7. The plan and process of creating wealth is most important.
As David Chilton (The Wealthy Barber) said, "Ninety percent of wealth creation is spending less than you make." The power of compound interest means that investing regularly at an early age can outweigh the return of periodic "hot" investments. A plan with clear goals and measurable objectives for wealth accumulation beats opportunistic investing. Work your plan with how much and when to invest and don't fret the "what".
The wealth creation goal Mary and I established was to be financially independent by age 50 or at least by 55. Independent for us meant not having to be dependent on future work income, government benefits, or company pension plans. Our plan of consistent investment of 10-20% of my earnings, the growing economy, and some good luck enabled us to reach our goal at age 50. While there was no theme for our success, three farms and solid blue chip-stocks (Bell Canada was our rock) were the winners. The duds were 80% of our mutual funds. Near disasters were Massey Ferguson, Dennison Mines and Royal Trust (near disasters because they were preferred shares and we did receive some compensation).
8. Invest in things you like and are going to use.
Investing is more fun when the things you buy can enhance your everyday life or provide enjoyable activities.
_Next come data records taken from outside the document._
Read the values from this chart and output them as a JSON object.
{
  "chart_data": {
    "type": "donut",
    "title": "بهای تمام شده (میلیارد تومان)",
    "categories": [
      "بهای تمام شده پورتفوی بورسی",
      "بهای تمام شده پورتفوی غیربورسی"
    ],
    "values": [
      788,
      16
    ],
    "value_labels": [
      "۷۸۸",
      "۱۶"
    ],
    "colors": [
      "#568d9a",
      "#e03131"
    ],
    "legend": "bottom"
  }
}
I have reported my fondness for the Bank of Nova Scotia stock as Nova Scotia is the location of the Dimock ancestral home in Canada and my father's birthplace. Our three houses have been marvelous investments as have our two cottages. We enjoyed a vacation farm so much that we moved to it after six years and commuted by train to work in Montreal. When we moved to Guelph, we bought another farm near the city. Our hobby farms have been the single biggest contributor to our wealth creation and my physical health and emotional well-being.
9. Be very careful with mutual funds.
The media hype on mutual funds can be very misleading if not pure B.S. (beguiling statements). The management expenses plus brokerage fees for the average Canadian equity fund is over 2.8% a year. Over a fifteen-year period about one fund in ten will beat the index of stocks to which it is related. The proliferation of iUnits and exchange-traded funds covering most markets mean you can be diversified, playa global or specialized market and beat most mutual funds while deferring tax on the fund's yearly earnings and capital gains.
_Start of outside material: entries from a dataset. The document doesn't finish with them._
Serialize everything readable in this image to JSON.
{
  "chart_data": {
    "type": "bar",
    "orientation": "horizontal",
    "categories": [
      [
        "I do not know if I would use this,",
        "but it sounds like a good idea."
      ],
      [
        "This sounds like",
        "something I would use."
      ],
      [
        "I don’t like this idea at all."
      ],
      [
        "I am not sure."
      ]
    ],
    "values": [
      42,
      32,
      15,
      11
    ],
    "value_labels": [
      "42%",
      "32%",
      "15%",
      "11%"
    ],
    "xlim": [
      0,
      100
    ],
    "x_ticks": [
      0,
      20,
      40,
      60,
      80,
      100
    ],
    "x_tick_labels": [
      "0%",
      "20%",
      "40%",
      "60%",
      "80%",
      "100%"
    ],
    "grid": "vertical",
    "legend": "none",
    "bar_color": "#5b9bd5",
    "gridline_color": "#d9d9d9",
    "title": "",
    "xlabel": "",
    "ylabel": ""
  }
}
I was an enthusiastic mutual fund participant with my first purchase 45 years ago (AGF Growth). As I watched their performance and studied them more carefully, I have reduced my enthusiasm and most of my fund holdings. The two I haven't sold, all or part of, are ABC Fully Managed and Trimark Fund (though it is on my watch list after 3-4 years of mediocre performance).
10. Stay the course.
I did not start to increase our net worth until I had a plan with clear and attainable goals and yearly measurable objectives to see how we were doing. I have worked hard not to get suckered out of position by flaky trends and the media hype over the sexy avant-guard investment or hot stock.
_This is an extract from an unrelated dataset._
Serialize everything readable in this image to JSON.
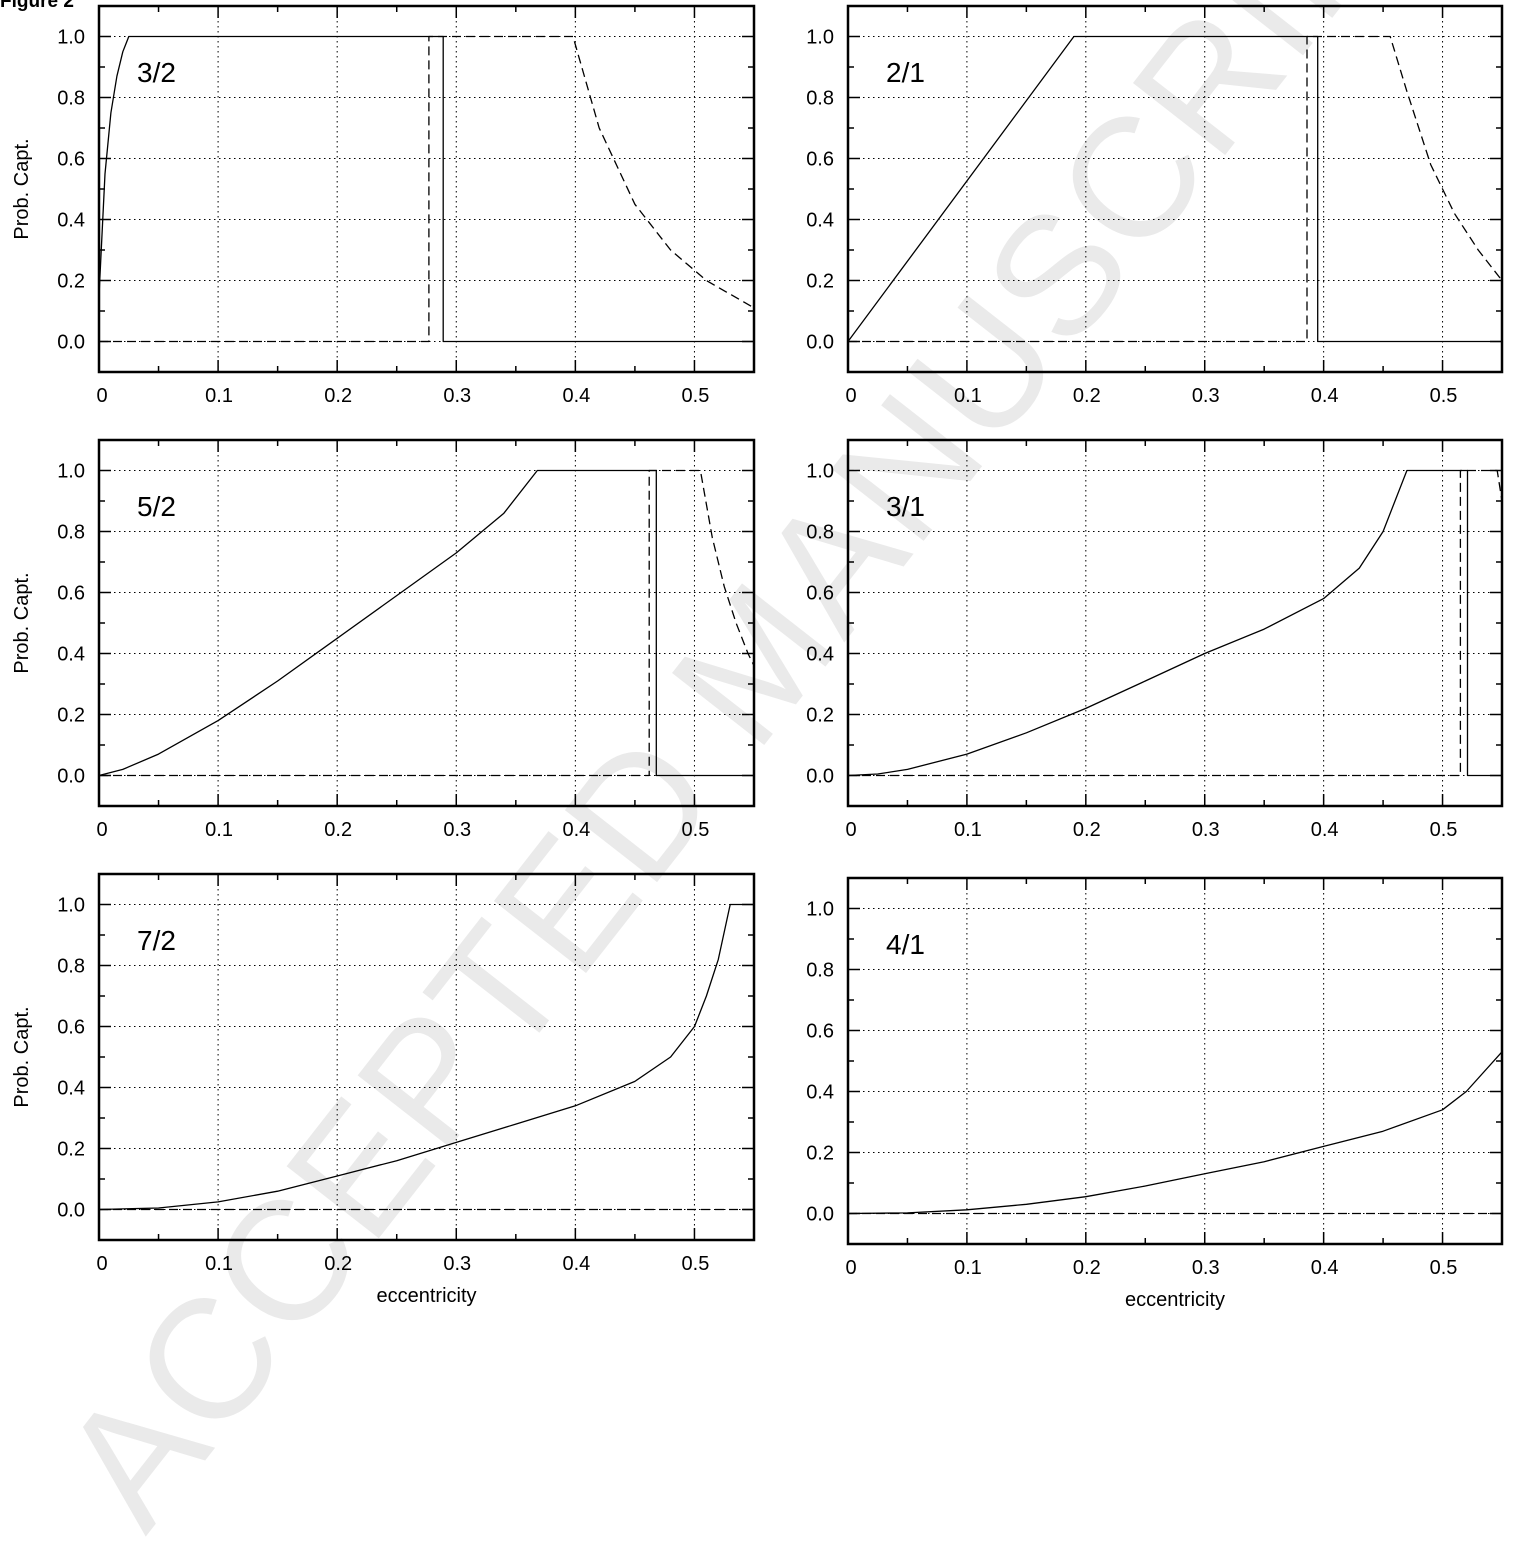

I did get scammed by a persuasive salesperson on a penny gold mine stock. Well, everyone knows better, but there is nothing like learning from experience. The stock changed its name and then mysteriously disappeared. During the run-up of sexy high-tech stocks, I held the course but got caught by the Nortel shares I inherited from my large Bell Canada holdings.
My attempts to predict the market have also met with failure. I sold Imperial Tobacco (Imasco) when I saw a series of lawsuits coming. By selling, I also lost Shoppers Drug Mart and Canada Trust. Even after they were sold, all three did well.
Stay the course or as Tom Peters said of the best run companies (In Search of Excellence) “ stick to your knitting” – what you know best – and “never acquire any business you don’t know how to run”.